The number of weekday attendants is uncertain … the Church Rate Book refers to a meeting of the Vestry in 1794 when ‘William Vinn, Schoolmaster’ … was appointed parish clerk, and the Burial Register records his burial in 1806.
In 1833, Parliament allocated £20,000 for the erection of schoolhouses for the whole of England and Wales. East Meon’s first purpose-built school was constructed in 1845 at a cost of £696 following the gift of the site from the Bishop of Winchester in 1844. The convenance transferred a strip of roadside waste of the manor plus an even narrower strip of Church Hill Field to ‘the Minister Church Wardens and Overseers of the Parish of East Meon’ upon trust for ‘a School for the education of Poor Children and as a residence for the schoolmaster. The deed adds that the ‘school shall always be conducted upon the principles of the Incorporated National Society for Promoting the Education of the Poor in Principles of the Established Church and shall be under the general management and control of the Committee for the time being of the Subscribers of the said School’.
The combined school and master’s house was constructed mainly of knapped flints with a slate roof ‘in the Elizabethan style’. In the school’s early days, the pupils taught by schoolmaster John Hones totalled about 60 – 70 boys and 50 girls, a tiny minority paying 3d a week and the rest 1d. Income from ‘children’s pence’ was augmented by annual payments from benevolent subscribers who included the bishop (£2), Magdalen College (£2 2s), Lord Gage (£2), Sir William Joliffe (£2), John Bonham Carter (£4), G.T.Nicholson (£1) and the vicar (£1).

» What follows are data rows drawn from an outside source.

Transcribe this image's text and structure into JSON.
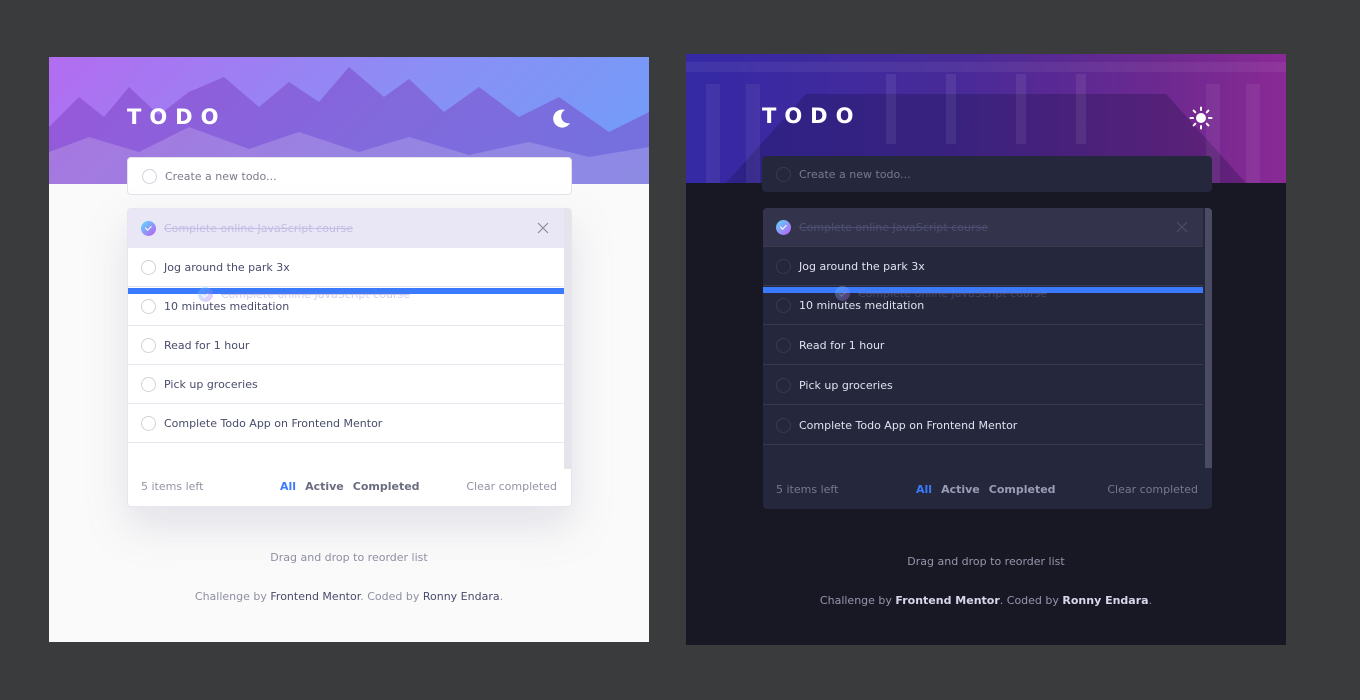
{
  "app": {
    "title": "TODO",
    "input_placeholder": "Create a new todo...",
    "items": [
      {
        "text": "Complete online JavaScript course",
        "completed": true
      },
      {
        "text": "Jog around the park 3x",
        "completed": false
      },
      {
        "text": "10 minutes meditation",
        "completed": false
      },
      {
        "text": "Read for 1 hour",
        "completed": false
      },
      {
        "text": "Pick up groceries",
        "completed": false
      },
      {
        "text": "Complete Todo App on Frontend Mentor",
        "completed": false
      }
    ],
    "dragged_item_text": "Complete online JavaScript course",
    "items_left": "5 items left",
    "filters": [
      "All",
      "Active",
      "Completed"
    ],
    "active_filter": "All",
    "clear_completed": "Clear completed",
    "drag_hint": "Drag and drop to reorder list",
    "attribution": {
      "prefix": "Challenge by ",
      "org": "Frontend Mentor",
      "middle": ". Coded by ",
      "author": "Ronny Endara",
      "suffix": "."
    }
  },
  "themes": {
    "light": {
      "toggle_icon": "moon-icon",
      "accent": "#3a7bfd",
      "background": "#fafafa"
    },
    "dark": {
      "toggle_icon": "sun-icon",
      "accent": "#3a7bfd",
      "background": "#181824"
    }
  }
}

In 1848, John Forder and his wife Sarah were appointed master and mistress at a stipend of £50 together with four tons of coals and the use of the house and garden.
At national level, pupil teachers originated in 1846, being apprenticed from the age of 13 – 18.
After 28 years, the Forders retired at Michaelmas 1876, to be succeeded by William Tregear.
1878 school log entries include:
Jan 31st – Holiday, the Master having lost the Infant of the family – buried in East Meon Churchyard
June 24th – The heat in the room excessive. The closets are far from sweet.
June 15th – Master out of the school much of Wednesday his youngest child being very ill – also Thursday when she died.
July 15th – The Master obliged to call in the Doctor for another daughter – The Doctor ascribes the ailment to the Water and Closets – the Closets being too close to house and school.
It is strange that these deaths do not appear on the Tregear family log. According to FS, The master recorded 1878 as ‘an eventful year for my family’ which, as Freddie notes is strange when his infant, little Edith, died aged 6 months and his youngest child, Margaret, died aged 3, probably both of typhoid fever.